The day of the catastrophe, on 26 April 1986, we celebrated my father's 50th birthday. Suddenly, he received a call from Chernobyl and he went to Chernobyl to organise some preparations. So I knew the true story from the beginning. Unfortunately, we still have to experience these radiation troubles. Chernobyl will affect many generations. It will take another 575 years for the territory to be completely clean of radiation.
Now, in Japan things are different since we do see what is happening and it is a real disaster. I hope the consequences of the accident in Japan will be less dangerous than in the Ukraine.
How are Ukrainians reacting to images of the catastrophe at Fukushima?
Many Ukrainians have the intention of inviting people, children from Japan to spend some time in Ukraine. We appreciated this support of other countries after the Chernobyl catastrophe. Many of our children spent at least the summer time in different countries.
On the territory of the so-called exclusion zone around Chernobyl, shortly after the catastrophe, a scientific research centre was formed by 15 countries, including Japan. Many Japanese scientists alongside German, Danish, Dutch or Americans could study the aftermath of Chernobyl and its impact on nature, the environment, and human beings. As paradoxical as it is, now they can use this research, this experience.
Currently, we are preparing the Kiev summit on the innovative and safe use of nuclear energy which will take place on 19 April. We believe that this summit will be a proper platform to discuss how to deal with these issues in the future. We started the preparations in the framework of the 25th anniversary of Chernobyl and know it turns out to be quite an issue. We hope that leaders of many countries will come to Kiev to this summit to analyse the mistakes and learn the lessons. The major point is the future development of nuclear energy.
The only lesson to be learned is the abolition of nuclear energy, isn't it?
No. In the past 25 years since Chernobyl, we learned not to be afraid, but to be wise and to be cautious. People keep flying with planes even though there are so many airborne catastrophes.

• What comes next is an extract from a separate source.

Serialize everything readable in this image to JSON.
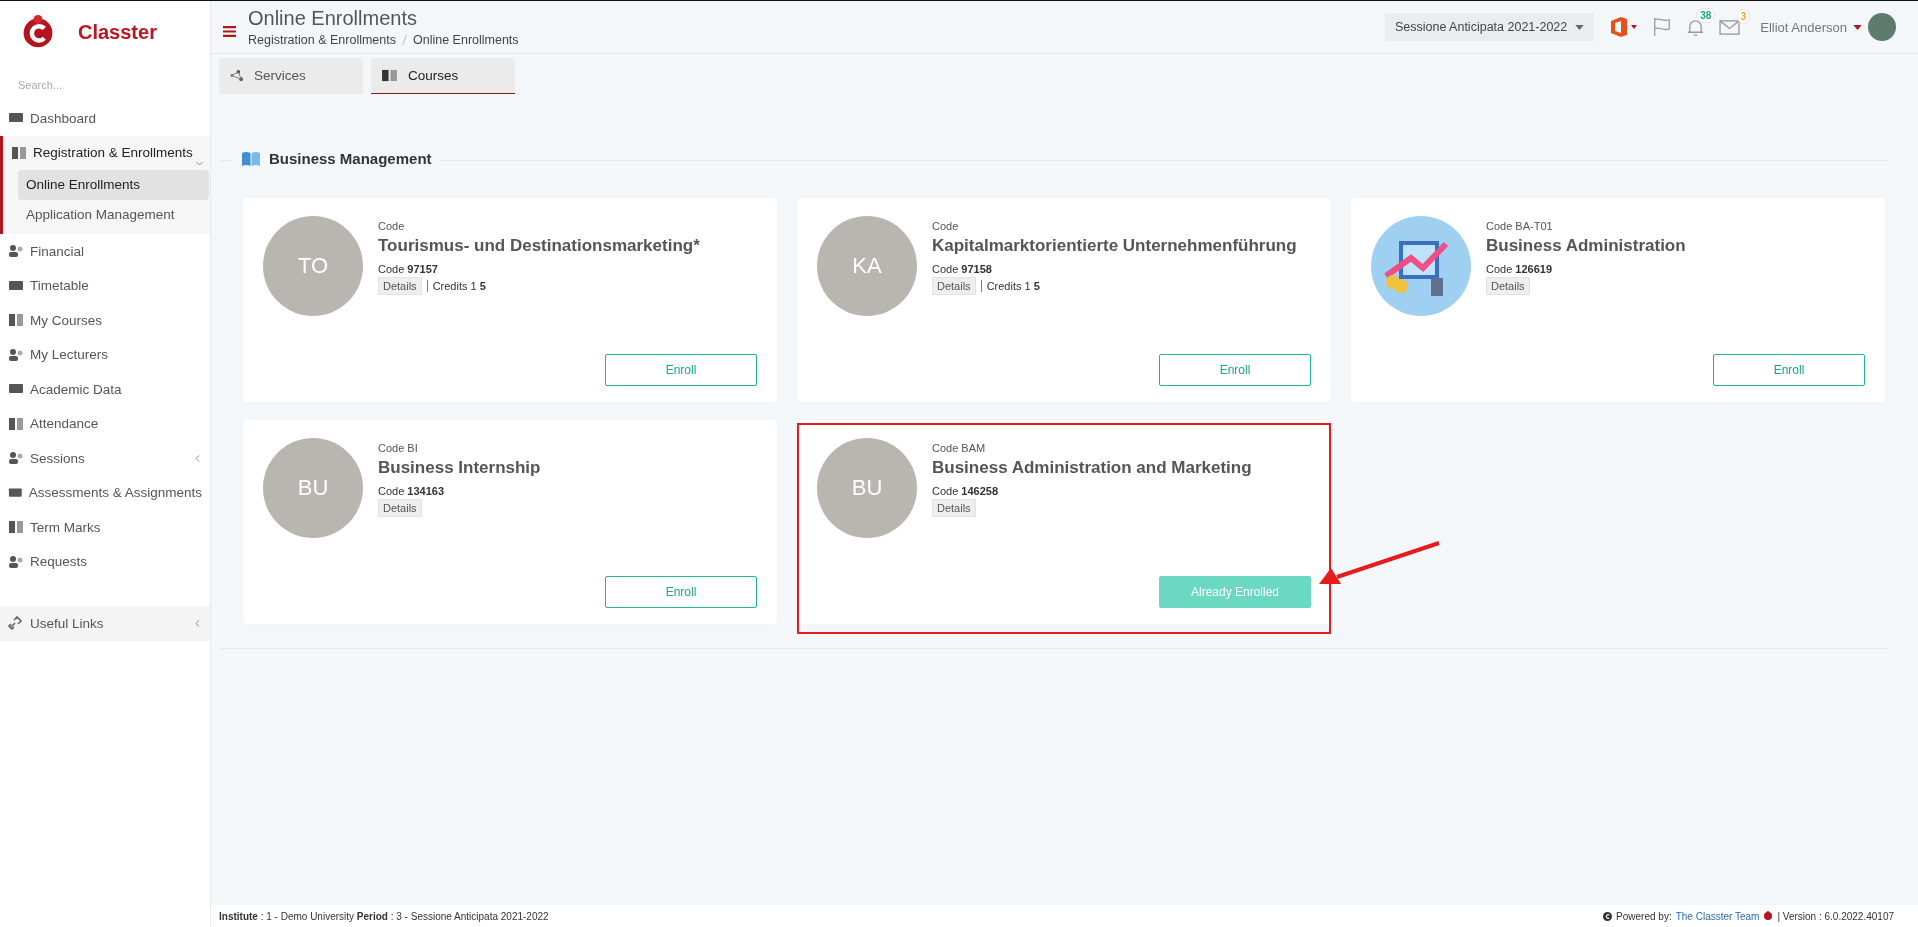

The world has learned so much from the Chernobyl catastrophe and it will learn more from the catastrophe in Japan. Maybe in the future there won't be nuclear power plants in areas that are potentially threatened by earthquakes. But to give up completely the development of nuclear energy is not the wisest decision.
Nuclear energy is still the least polluting, cheapest energy. Sweden, for example, develops its nuclear energy technology and therefore has much less CO2 pollution than Denmark, which has its emphasis on renewable energy.
So giving up nuclear energy is no option for Ukraine?
No, this is no option. The point is not about giving up nuclear energy. The point is how to really make use of nuclear energy safe. First we have to improve our energy efficiency; afterwards we can reduce use of nuclear energy.
Are your nuclear plants earthquake-resistant?
Yes, regarding the likely magnitude of earthquakes in Ukraine. The last big earthquake in Ukraine occurred in 1927, hitting the Crimean Peninsula. After Chernobyl, we stopped a project to build a nuclear power plant on Crimea. There are no plans to build plants in areas that can be hit by earthquakes. We only build plans in areas which have never before experienced earthquakes. Our nuclear power stations are built on geologically stable platforms.
How will Ukraine commemorate the 25th anniversary of the Chernobyl catastrophe?
There will be three major events. On 19 April we have the afore-mentioned Kiev summit on the innovative and safe use of nuclear energy and a pledging conference. On 20 April there will be a scientific and practical conference which is co-organised together with German institutions. On 26 April, the day of the tragedy, there will be some ceremonies dedicated to the memory of those who gave their lives to save us from the worst consequences of the catastrophe. The so-called liquidators will have their gatherings, too.